I’ve always known God never promised a life free of suffering. Accepting Christ as your Savior isn’t a magic ticket to a pain-free life. In fact, it’s the opposite. Suffering and death entered the world the moment man made the choice to sin. As a result, they are two things that are guaranteed in this life.

But I missed the full meaning of this verse until I read Kara’s words. I’ve always taken this verse to mean God works through the pain, the suffering, the messed up “hard” of life and brings something good out of it. But what if the good isn’t just the end result? What if the suffering itself is part of the good?

“No one ever imagines disease, heartbreak, and horror in their story,” Kara writes. “But the God I know, the sovereign God of the Bible, knows well my story of suffering and offers Himself at every turn. If the honesty with which I tell my story were the limitation of His strength, well, I would be utterly screwed. But imagine if He were intimately involved in my story, which He is. Imagine if He showed Himself in my hard, which He did, and what if the hard of my story is the beautiful redemption of my today? Could suffering then take on a different hue? Could the coloring of the hard not be so dark, so hateful and gloomy? The well-meaning e-mails that admonish the way I speak about my story cause me to wonder at the depth of grace that can be understood without the presence of God in the midst of our suffering. If our hard is the absence of a good God, then how can anyone walk in faith?”

My family and I have opportunities to serve my mom in ways we never would if disease was not robbing her of her strength. I don’t always know if she understands the things I’m saying to her, but I know without a doubt she understands the unconditional love with which I meet her every time I visit her at my sister’s house. I know she understands that same love from my sister as she does for my mom what my mom never thought another person would have to do for her. Beauty in suffering.

Today I met a lady at the bank who remembered my dad coming in to do their banking. The two things she remembered about him? He had lost a leg, and he was a kind-hearted man. As I left, she told me she was praying for my family. Beauty in suffering.

Look again at the last four words of Romans 8:28: “according to His purpose.” The most incredible part of His purpose for me includes His beloved Son, bloodied, bruised, and battered, hanging on a cross and taking my punishment. He took the suffering upon Himself that was too great for me to bear. Any suffering I or my loved ones may endure in this life only helps us to identify with Christ, to share in His suffering on the cross, and to bask in the love of a Father who holds us close enough to hear His heartbeat through it all. That is a love I cannot fathom. A love for which I am overwhelmed with gratitude. A love that makes suffering truly beautiful.

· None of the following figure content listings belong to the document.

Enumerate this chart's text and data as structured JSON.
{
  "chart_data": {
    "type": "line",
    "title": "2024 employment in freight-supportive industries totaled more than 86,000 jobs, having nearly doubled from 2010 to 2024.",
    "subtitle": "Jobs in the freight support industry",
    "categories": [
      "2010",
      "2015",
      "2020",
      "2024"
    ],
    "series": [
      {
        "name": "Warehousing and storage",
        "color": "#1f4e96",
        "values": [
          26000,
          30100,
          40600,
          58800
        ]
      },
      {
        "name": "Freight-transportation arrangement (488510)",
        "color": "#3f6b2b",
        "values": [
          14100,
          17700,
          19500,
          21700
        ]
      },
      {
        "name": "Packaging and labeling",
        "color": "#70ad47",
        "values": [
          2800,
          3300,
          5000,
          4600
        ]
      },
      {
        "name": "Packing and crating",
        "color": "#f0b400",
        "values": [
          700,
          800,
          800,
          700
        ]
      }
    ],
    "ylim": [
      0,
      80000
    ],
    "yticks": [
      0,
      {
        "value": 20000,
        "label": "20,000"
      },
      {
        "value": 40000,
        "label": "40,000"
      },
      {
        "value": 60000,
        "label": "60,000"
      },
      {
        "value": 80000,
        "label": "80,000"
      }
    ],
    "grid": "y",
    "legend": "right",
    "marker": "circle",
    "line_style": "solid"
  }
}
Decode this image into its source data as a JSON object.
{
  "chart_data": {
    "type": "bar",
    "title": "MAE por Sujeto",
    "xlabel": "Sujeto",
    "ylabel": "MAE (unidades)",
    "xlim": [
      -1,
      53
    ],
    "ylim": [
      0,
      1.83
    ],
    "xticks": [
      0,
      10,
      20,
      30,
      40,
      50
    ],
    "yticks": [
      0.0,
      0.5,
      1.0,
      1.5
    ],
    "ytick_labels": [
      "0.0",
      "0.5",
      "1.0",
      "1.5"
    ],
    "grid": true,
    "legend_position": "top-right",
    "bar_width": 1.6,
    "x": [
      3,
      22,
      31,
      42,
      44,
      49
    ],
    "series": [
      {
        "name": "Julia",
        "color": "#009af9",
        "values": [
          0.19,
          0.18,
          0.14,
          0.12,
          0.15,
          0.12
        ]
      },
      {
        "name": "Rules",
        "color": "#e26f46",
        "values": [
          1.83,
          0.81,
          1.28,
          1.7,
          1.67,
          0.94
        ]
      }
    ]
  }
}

I want to leave you with a few more of Kara’s words:

“Your story is a good story. In the grief, pain, and hard, the Author has a plan. It may feel like a desperate breaking of your very heart, but suffering is not the absence of God or good.”

“My hope is not in the absence of suffering and comfort returned. My hope is in the presence of the One who promises never to leave or forsake, the One who declares nothing ‘will be able to separate us from the love of God’ (Rom. 8:39). Nothing.”